I am not sure how to install the nvidia drivers in an ubuntu toolbox (though given the podman run --rm --device nvidia.com/gpu=all --security-opt=label=disable localhost/toolbox/ubuntu:22.04 nvidia-smi -L works just fine, I am not sure that it is necessary at all)
I’m not able to test this for you, I’m literally in a shop on a Laptop. . . Although I do have a AMD Laptop with NvidiaGPU
Off of memory, when I did this in the past i needed to add the drivers inside the container,
if Ubuntu, you need to sudo apt update then sudo apt install nvidia-driver-Xxx
nvidia-smi is a command that comes with the driver . . I believe
. . sorry i can’t test this for you, worst case scenario rebuild your container right?!

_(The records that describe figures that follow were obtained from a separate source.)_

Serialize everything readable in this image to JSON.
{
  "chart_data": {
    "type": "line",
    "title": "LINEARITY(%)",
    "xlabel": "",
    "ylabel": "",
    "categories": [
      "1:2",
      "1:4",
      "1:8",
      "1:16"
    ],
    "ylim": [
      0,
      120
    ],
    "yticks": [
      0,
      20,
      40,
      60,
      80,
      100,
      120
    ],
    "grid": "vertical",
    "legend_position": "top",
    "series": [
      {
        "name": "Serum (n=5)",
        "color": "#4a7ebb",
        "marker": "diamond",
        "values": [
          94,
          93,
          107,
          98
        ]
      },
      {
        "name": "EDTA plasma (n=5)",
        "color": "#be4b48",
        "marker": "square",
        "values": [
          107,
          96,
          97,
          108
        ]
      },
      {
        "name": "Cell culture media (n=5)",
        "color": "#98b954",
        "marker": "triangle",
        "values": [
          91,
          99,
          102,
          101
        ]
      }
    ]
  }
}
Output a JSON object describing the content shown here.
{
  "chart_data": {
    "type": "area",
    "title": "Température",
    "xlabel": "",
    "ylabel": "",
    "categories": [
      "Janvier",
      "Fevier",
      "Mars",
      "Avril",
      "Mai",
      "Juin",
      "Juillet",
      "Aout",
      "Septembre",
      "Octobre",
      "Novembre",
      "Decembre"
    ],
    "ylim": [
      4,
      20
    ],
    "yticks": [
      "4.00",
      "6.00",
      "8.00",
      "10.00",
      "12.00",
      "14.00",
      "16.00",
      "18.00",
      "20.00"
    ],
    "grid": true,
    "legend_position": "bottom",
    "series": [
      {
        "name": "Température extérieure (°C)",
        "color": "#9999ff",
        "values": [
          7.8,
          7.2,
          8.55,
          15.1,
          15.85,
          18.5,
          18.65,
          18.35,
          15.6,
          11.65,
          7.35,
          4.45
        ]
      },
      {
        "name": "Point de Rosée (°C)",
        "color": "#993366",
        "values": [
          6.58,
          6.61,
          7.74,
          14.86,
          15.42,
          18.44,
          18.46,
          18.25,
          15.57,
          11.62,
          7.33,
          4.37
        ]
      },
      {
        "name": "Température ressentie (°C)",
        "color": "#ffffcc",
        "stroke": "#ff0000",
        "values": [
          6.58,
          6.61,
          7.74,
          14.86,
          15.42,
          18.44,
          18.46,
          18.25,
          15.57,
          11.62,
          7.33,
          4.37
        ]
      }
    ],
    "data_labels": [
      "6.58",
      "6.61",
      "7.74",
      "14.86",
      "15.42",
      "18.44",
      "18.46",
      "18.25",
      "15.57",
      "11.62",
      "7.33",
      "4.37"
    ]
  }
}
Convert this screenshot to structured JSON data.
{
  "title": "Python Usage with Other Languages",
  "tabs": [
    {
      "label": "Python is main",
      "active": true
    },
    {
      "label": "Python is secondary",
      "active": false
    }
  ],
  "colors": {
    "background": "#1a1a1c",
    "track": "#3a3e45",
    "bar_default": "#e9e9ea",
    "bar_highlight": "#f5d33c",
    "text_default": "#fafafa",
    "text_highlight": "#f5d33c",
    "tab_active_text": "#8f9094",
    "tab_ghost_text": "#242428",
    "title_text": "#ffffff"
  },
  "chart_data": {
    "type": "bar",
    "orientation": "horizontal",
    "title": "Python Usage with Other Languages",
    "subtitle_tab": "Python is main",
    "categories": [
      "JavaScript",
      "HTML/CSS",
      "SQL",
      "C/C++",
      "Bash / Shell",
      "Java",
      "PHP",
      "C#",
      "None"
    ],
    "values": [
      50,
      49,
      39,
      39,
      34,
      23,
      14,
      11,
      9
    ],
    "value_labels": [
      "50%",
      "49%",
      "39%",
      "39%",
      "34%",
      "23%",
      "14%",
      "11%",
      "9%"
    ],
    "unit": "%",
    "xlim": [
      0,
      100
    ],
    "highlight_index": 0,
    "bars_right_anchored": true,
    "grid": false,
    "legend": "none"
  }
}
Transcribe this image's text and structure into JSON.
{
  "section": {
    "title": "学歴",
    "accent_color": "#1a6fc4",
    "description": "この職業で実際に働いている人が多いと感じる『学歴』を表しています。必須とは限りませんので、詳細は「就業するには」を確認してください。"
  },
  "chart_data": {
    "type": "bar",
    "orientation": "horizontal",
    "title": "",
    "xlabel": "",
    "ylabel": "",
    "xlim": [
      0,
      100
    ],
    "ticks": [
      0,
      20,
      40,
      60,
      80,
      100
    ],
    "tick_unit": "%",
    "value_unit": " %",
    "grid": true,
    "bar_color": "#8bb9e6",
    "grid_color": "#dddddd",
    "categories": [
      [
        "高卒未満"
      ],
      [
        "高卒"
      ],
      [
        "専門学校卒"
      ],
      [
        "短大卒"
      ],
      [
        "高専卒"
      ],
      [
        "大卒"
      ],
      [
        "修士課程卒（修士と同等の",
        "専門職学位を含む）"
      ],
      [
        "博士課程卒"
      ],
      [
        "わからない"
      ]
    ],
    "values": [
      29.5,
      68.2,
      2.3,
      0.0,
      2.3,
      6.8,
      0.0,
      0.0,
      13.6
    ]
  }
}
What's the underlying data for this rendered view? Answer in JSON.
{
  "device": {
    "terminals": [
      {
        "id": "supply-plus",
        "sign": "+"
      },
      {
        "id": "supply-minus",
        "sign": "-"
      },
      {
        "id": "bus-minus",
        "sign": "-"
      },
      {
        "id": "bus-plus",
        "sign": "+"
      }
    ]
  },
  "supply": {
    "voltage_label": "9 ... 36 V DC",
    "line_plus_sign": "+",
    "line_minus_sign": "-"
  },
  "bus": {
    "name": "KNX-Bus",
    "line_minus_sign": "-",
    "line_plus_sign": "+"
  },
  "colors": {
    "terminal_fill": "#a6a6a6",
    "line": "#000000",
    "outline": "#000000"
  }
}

Is having a Ubuntu container mission critical here? I’m just saying for the sake of compatibility. although I think 545.29.06 should be available for Ubuntu?
After much tinkering I decided to give up on toolbox in favour of using NVIDIA container toolkit.
The biggest problem with this driver installation approach is that the driver version has to exactly match the host, and with enough containers it’s gonna be impossible to keep juggling these versions and keep them in sync.
NVIDIA container toolkit seems to allow me to bypass these shenanigans and only cares about the driver on the host.
I don’t think toolbox currently leverages NVCT but maybe I’ll reach out and see if they’d be interested in me adding it in.
thank you for sharing your attempt at setting up the Nvidia Container Toolkit (NVCT) for toolbox. I’ve followed your steps, and found that one can use the NVCT via toolbox by commenting out the following line in your podman cmd:
# --volume /dev:/dev:rslave \
So far I haven’t found any problem using my toolbox without the option above, but I have no idea of any potential risk of removing the line for mounting.